It's because of this experience that I have a totally unnecessary and uncalled for hatred for Morgan horses - and I own an NSH, a very similar breed! I probably won't ever get over it and Morgans will be the bane of my existence for a long while to come... Haha.

Luckily, we avoided the owner when we moved our horse. We didn't say our goodbyes and she was busy teaching a lesson when we left. Thankfully my mare loaded up nice and quick that day. We grabbed all of our stuff and left and took her to a different trainer, since she didn't want to train my horse. And what do you know, a month after I left she emails me saying "We would LOVE to train your mare if you bring her back!". She seems to me to be the type that doesn't realize what she has until it's gone - in this case, my money!

I felt used and abused there. I wasn't getting anything out of being there, although I will admit she was a fantastic instructor - when she wasn't putting me down or being in one of her moods.


----------



## Emma2003 (Jan 9, 2014)

I never had that bad of an experience but was definitely frustrated at the first stable I took lessons at. In the beginning I had the same instructor for every lesson. Then, for whatever reason, things changed and my instructor for any given lesson could be any one of five people and they would start the lesson with "So what are you working on?" This frustrated me so I explained my concerns to one of the instructors and was told "That's just the way the schedule works." I was also called once at work by the BO who told me that that night's lesson had been cancelled because the other rider couldn't make it and they didn't want to do a lesson for just one person. I was ticked because I had paid for and reserved that spot. The last straw was when the BO and my instructor for that particular lesson passed me off to her friend half way through because she had to go nurse her baby!? 

I gave up riding for about a year but missed it a lot so tried another stable that turned out to be very good and haven't looked back


----------



## BreezylBeezyl (Mar 25, 2014)

Oh, I also want to mention some more similarities to your post as well OP now that I am thinking of them.

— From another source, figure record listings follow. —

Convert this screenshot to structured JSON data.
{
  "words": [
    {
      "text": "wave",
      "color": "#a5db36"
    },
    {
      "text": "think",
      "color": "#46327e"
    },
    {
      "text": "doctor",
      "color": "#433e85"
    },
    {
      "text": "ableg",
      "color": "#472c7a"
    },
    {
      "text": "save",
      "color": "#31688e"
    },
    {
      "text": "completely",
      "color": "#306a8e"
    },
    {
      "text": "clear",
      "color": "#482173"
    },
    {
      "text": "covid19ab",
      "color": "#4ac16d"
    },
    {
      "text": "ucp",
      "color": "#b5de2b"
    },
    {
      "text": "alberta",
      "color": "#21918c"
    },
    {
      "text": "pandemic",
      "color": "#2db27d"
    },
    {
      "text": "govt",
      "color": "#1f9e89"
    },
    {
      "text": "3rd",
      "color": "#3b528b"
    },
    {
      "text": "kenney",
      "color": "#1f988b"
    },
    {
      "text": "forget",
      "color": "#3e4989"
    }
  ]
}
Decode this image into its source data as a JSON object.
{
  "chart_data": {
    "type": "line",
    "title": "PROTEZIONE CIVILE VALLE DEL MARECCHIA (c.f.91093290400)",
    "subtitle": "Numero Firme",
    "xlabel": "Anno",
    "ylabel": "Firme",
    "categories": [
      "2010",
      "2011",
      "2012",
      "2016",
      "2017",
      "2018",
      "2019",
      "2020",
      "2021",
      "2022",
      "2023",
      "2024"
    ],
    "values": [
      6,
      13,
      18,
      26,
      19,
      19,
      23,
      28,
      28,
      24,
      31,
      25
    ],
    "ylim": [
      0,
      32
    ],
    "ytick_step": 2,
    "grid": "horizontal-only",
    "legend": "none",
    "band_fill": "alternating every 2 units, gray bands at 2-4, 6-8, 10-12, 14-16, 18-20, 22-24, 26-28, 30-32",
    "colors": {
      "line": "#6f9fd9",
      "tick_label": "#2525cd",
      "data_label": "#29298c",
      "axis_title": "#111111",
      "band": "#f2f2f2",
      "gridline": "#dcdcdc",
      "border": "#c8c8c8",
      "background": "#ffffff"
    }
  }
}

The very first horse I rode there was a bratty boss mare who was testy as all heck. She was impossible to catch without grain, detested being bitted, would stop at the door in the arena, and had the most short paced and difficult canter to ride ever. 

Um, excuse me, beginner here! I barely know how to catch a horse, let alone try and catch one that is running all over the field. And give a bucket of grain to a complete horse noob and try and have her catch her horse out of a herd of 15 that all want your food!

Oh, and then try and have that same greenie bridle a horse that raises its head and spits its bit out.

And then when you finally get in the arena, expect this yearling rider to know how to stop a horse from halting at the gate. It's not like she knows leg aids or anything yet.

And THEN convince newly frustrated and disappointed rider to canter because this horse has the smoothest gait at the barn. What a bunch of liars! I couldn't even keep my butt in the saddle, the poor horse had me bouncing all over her sensitive back, I thought she would never forgive me. I later on rode an older gelding who by far had the best canter I had ever witnessed and he was great to learn on. That came at least a month or so later, though.

What a JOKE.

Also, did I mention they tried to teach me to side pass on like my third lesson?

LOL.


----------



## BreezylBeezyl (Mar 25, 2014)

Emma2003 said:


> I never had that bad of an experience but was definitely frustrated at the first stable I took lessons at. In the beginning I had the same instructor for every lesson. Then, for whatever reason, things changed and my instructor for any given lesson could be any one of five people and they would start the lesson with "So what are you working on?" This frustrated me so I explained my concerns to one of the instructors and was told "That's just the way the schedule works." I was also called once at work by the BO who told me that that night's lesson had been cancelled because the other rider couldn't make it and they didn't want to do a lesson for just one person. I was ticked because I had paid for and reserved that spot. The last straw was when the BO and my instructor for that particular lesson passed me off to her friend half way through because she had to go nurse her baby!?
> 
> I gave up riding for about a year but missed it a lot so tried another stable that turned out to be very good and haven't looked back


I hate barns like that - those instructors and trainers don't know that this is a BUSINESS and a SERVICE that people are paying for.

But people rarely ever complain because they know that almost 90% of the time, drama will ensue the the instructor will hold a grudge.

I've recently began accepting that being in the horse industry is a lot like going back to high school and there is no changing that. You just gotta leave some people behind and look for better individuals to associate yourself with. Eventually, you will find a group you just click with.


----------